"Enter"a basıp içeriğe geçin

Buhari 4745

“Allah, îmân edenlere o sabit sözde dâima sebat ihsan eder” (Âyet: 27).

4745 Alkame ibnu Mersed haber verip şöyle demiştir: Ben Sa’d ibn Ubeyde’den işittim; o da el-Berâ ibnu Âzib (radıyallahü anh)’den ki, Rasûlüllah (sallallahü aleyhi ve sellem) şöyle buyurmuştur: “Müslüman, kabrine konulup da suâl melekleri tarafından sorulduğunda Lâ ilahe ille llâhu ve enne Muhammeden rasûluüahi diye (yânı: Allah’tan başka hiçbir ilâh yoktur, Mu-hammed Allah’ın elçisidir diye) şehâdet eder. İşte bu şehâdet, Yüce Allah’ın şu kavlidir: Allah, îmân edenlere dünyâ hayâtında da, âhirette de, o sabit sözünde dâima sebat ihsan eder. Allah zâlimleri şaşırtır.
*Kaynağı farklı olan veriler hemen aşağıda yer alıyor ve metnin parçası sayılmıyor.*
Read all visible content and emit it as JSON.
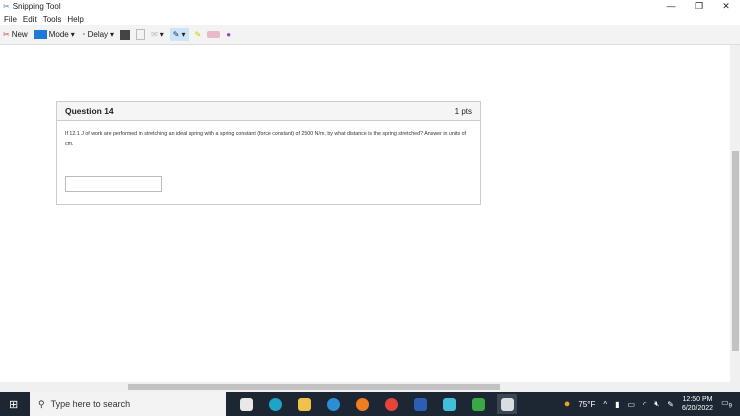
{
  "window": {
    "title": "Snipping Tool",
    "controls": [
      "—",
      "❐",
      "✕"
    ]
  },
  "menu": [
    "File",
    "Edit",
    "Tools",
    "Help"
  ],
  "toolbar": {
    "new": "New",
    "mode": "Mode",
    "delay": "Delay"
  },
  "question": {
    "title": "Question 14",
    "points": "1 pts",
    "text": "If 12.1 J of work are performed in stretching an ideal spring with a spring constant (force constant) of 2500 N/m, by what distance is the spring stretched? Answer in units of cm.",
    "answer": ""
  },
  "taskbar": {
    "search_placeholder": "Type here to search",
    "weather": "75°F",
    "time": "12:50 PM",
    "date": "6/20/2022",
    "notifications": "9"
  }
}
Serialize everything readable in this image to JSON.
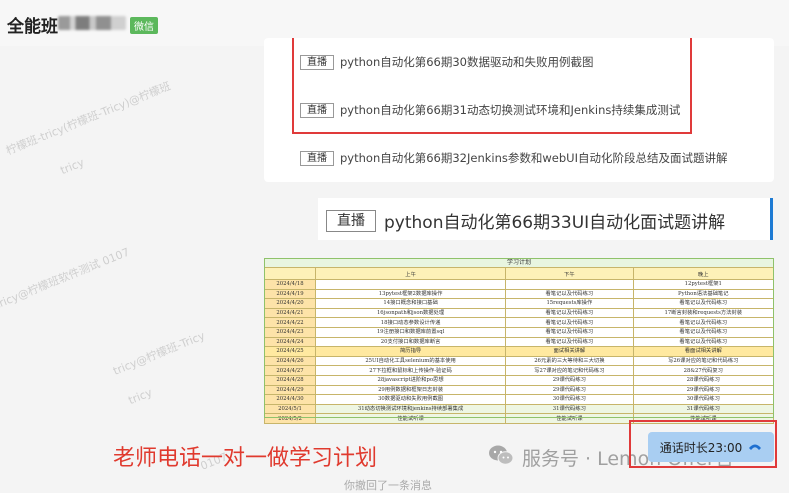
{
  "header": {
    "title": "全能班",
    "source_tag": "微信"
  },
  "watermarks": [
    "柠檬班-tricy(柠檬班-Tricy)@柠檬班",
    "tricy",
    "tricy@柠檬班软件测试 0107",
    "tricy@柠檬班-Tricy",
    "tricy",
    "0107"
  ],
  "lessons": [
    {
      "tag": "直播",
      "title": "python自动化第66期30数据驱动和失败用例截图"
    },
    {
      "tag": "直播",
      "title": "python自动化第66期31动态切换测试环境和Jenkins持续集成测试"
    },
    {
      "tag": "直播",
      "title": "python自动化第66期32Jenkins参数和webUI自动化阶段总结及面试题讲解"
    }
  ],
  "featured_lesson": {
    "tag": "直播",
    "title": "python自动化第66期33UI自动化面试题讲解"
  },
  "schedule": {
    "title": "学习计划",
    "headers": [
      "",
      "上午",
      "下午",
      "晚上"
    ],
    "rows": [
      [
        "2024/4/18",
        "",
        "",
        "12pytest框架1"
      ],
      [
        "2024/4/19",
        "13pytest框架2数据库操作",
        "看笔记以及代码练习",
        "Python语法基础笔记"
      ],
      [
        "2024/4/20",
        "14接口概念和接口基础",
        "15requests库操作",
        "看笔记以及代码练习"
      ],
      [
        "2024/4/21",
        "16jsonpath和json数据处理",
        "看笔记以及代码练习",
        "17断言封装和requests方法封装"
      ],
      [
        "2024/4/22",
        "18接口动态参数设计传递",
        "看笔记以及代码练习",
        "看笔记以及代码练习"
      ],
      [
        "2024/4/23",
        "19注册接口和数据库前置sql",
        "看笔记以及代码练习",
        "看笔记以及代码练习"
      ],
      [
        "2024/4/24",
        "20支付接口和数据库断言",
        "看笔记以及代码练习",
        "看笔记以及代码练习"
      ],
      [
        "2024/4/25",
        "简历指导",
        "面试相关讲解",
        "看面试相关讲解"
      ],
      [
        "2024/4/26",
        "25UI自动化工具selenium的基本使用",
        "26元素的三大等待和三大切换",
        "写26课对应的笔记和代码练习"
      ],
      [
        "2024/4/27",
        "27下拉框和鼠标和上传操作-验证码",
        "写27课对应的笔记和代码练习",
        "28&27代码复习"
      ],
      [
        "2024/4/28",
        "28javascript进阶和po思想",
        "29课代码练习",
        "28课代码练习"
      ],
      [
        "2024/4/29",
        "29用例数据和框架日志封装",
        "29课代码练习",
        "29课代码练习"
      ],
      [
        "2024/4/30",
        "30数据驱动和失败用例截图",
        "30课代码练习",
        "30课代码练习"
      ],
      [
        "2024/5/1",
        "31动态切换测试环境和jenkins持续部署集成",
        "31课代码练习",
        "31课代码练习"
      ],
      [
        "2024/5/2",
        "性能试听课",
        "性能试听课",
        "性能试听课"
      ]
    ]
  },
  "caption": "老师电话一对一做学习计划",
  "brand": {
    "label": "服务号 · Lemon Offer官"
  },
  "call": {
    "label": "通话时长23:00"
  },
  "footer_text": "你撤回了一条消息",
  "colors": {
    "accent_red": "#e03a2e",
    "bubble_blue": "#a9cef2",
    "wechat_green": "#5cb85c"
  }
}
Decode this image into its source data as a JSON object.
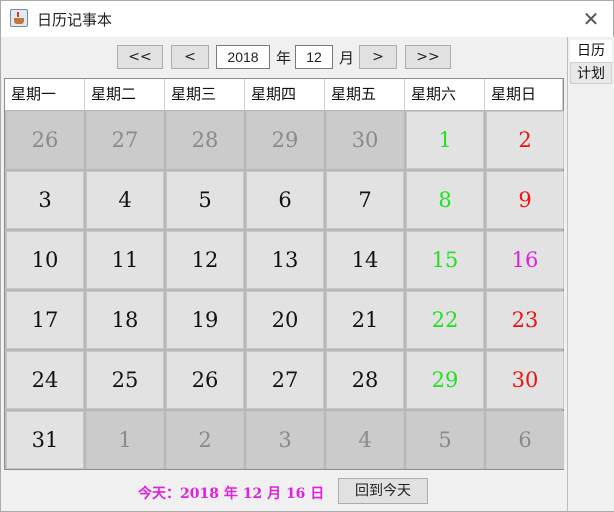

Allah ne dilerse yapar”.

3. Bâb “Allah’ın ni’metine bedel küfrü seçenleri, kavimlerini de helak yurduna sokanları görmedin mi?” (Âyet: 28)

Buradaki “Elem tere”, “Elem ta’lem (= Bilmedin mi)” ma’nâsınadir. Yüce Allah’ın şu kavilleri gibi: “Görmedin mi Allah sana nasıl bir mesel getirmiştir?” (Âyet: 24); “Sayıları binlerce olduğu hâlde ölüm korkusuyla yurdlarından çıkanları görmedin mi? (el-Bakara: 243).

“el-Bevâr”, “el-Helâk”tır. “Bâre, Yebûru, Bevren” masdarındandır. “Kavmen buran” (el-Furkaan: 18), “Helak olucu kavim” demektir.